Geräte machen uns gefügig. Es gibt nur einen Ausweg: Wir müssen dafür sorgen, dass die Computer sich uns anpassen, schreibt unser Essayist.
Andererseits warnen apokalyptische Visionen davor, dass superintelligente Maschinen sich selbständig machen, die Herrschaft übernehmen und wir bestenfalls noch ein Sklavendasein fristen würden. Beide Szenarien sind entweder überspannt oder albern. Gibt es einen Weg zwischen ihnen hindurch?
Die Frage «Glaubst du an künstliche Intelligenz?» klingt in gewissen Techno-Kreisen schon fast wie «Glaubst du an Gott?». Und wie in der Religion gibt es auch hier Gläubige und Ungläubige.
Erstere glauben an die sogenannte Singularität. Damit ist ein Entwicklungsstadium der Maschinen gemeint, in dem deren Fähigkeiten jene des Menschen überholt haben werden und sich in einer Art von postbiologischer Evolution weiterentwickeln. Der Zeitpunkt des Eintretens diesen Stadiums wird von Gläubigen – nennen wir sie der Einfachheit halber Singularisten – auf Mitte bis Ende dieses Jahrhunderts geschätzt.
Verstiegene Prognosen zu «Superintelligenzen»
Die Ungläubigen: Das sind, nun ja, die Anti-Singularisten. Sie versuchen den Beweis zu führen, dass der Glaube an eine «echte» künstliche Intelligenz wie der Glaube an einen Gott Illusion sei. Die Desillusionierungsstrategie folgt dabei meist einem Standardkurs.
Künstliche Intelligenz – das sind bloss Computer, also Schaltkreise und Algorithmen. Und Computer sind Turingmaschinen, die Zeichen syntaktisch manipulieren. Aus Syntax allein entsteht keine Semantik, das heisst, Maschinen können nichts verstehen. Punkt. Siri versteht mich nicht, sondern tut nur so, als ob.
Singularisten verfügen durchaus über handfeste Argumente. Aber wie in allen Glaubenssystemen werden oft Fakten, Vermutungen und überzogene Analogien zu einer unwiderlegbaren Konstruktion verleimt. Zum Beispiel stellt das sogenannte Mooresche Gesetz fest, dass sich die Zahl der Transistoren in integrierten Schaltkreisen bis anhin etwa alle zwei Jahre verdoppelt hat: eine empirisch bestätigte Regularität, gewiss.
Die Singularisten machen aber aus ihr eine Devotionalie. Diese dient dazu, die verstiegensten Prognosen über mögliche «Superintelligenzen» mit gut- oder bösartigen Absichten aufzustellen. Aus der Mooreschen Regularität lässt sich durchaus eine stetig vergrösserte Rechenkapazität von Computern extrapolieren.

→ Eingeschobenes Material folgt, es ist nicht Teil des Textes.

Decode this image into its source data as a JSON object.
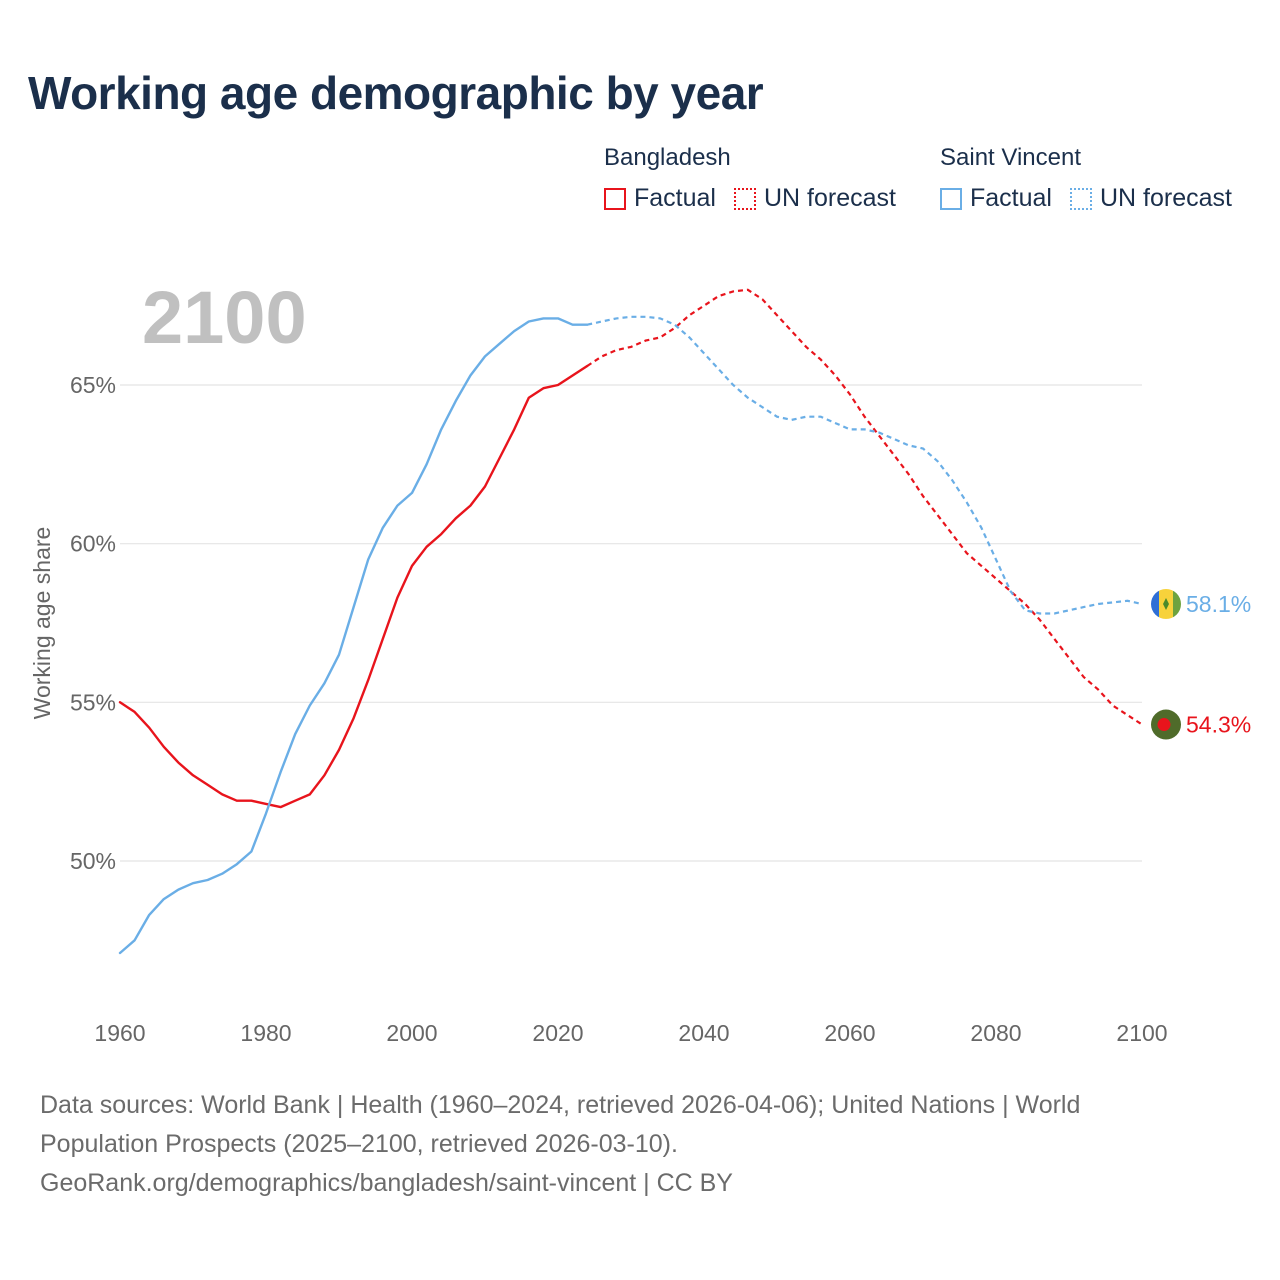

Computer übertreffen uns schon heute in Quantität und Geschwindigkeit der Datenverarbeitung. Aber ob, wie und inwieweit aus komplexen Schaltkreisen «Intelligenz», oder sogar «gute oder böse Absichten» entstehen können, ist eine bis heute nicht beantwortete Frage; eine Frage notabene, von der ohnehin nicht klar ist, ob sie so überhaupt richtig gestellt ist.
Das kümmert die Singularisten allerdings wenig, weil sie «im Prinzip» davon überzeugt sind, dass sich Maschinen ihrer selbst bewusst werden, selbst wenn sie dieses «Prinzip» nicht kennen – das ist der typische Habitus des Glaubens.
Auf der andern Seite müssen die Anti-Singularisten regelmässig zur Kenntnis nehmen, dass das vermeintlich Defizitäre der Maschine nun doch kein Defizit ist. So galt der Mensch lange als unschlagbar im Schach, bis die ersten Programme ihn besiegten; neuerdings im strategischen Brettspiel Go. Man darf mit einiger Wahrscheinlichkeit annehmen, dass noch weitere Fähigkeiten, die bisher als allein dem Menschen vorbehalten galten, künftig der Maschine zugesprochen werden können.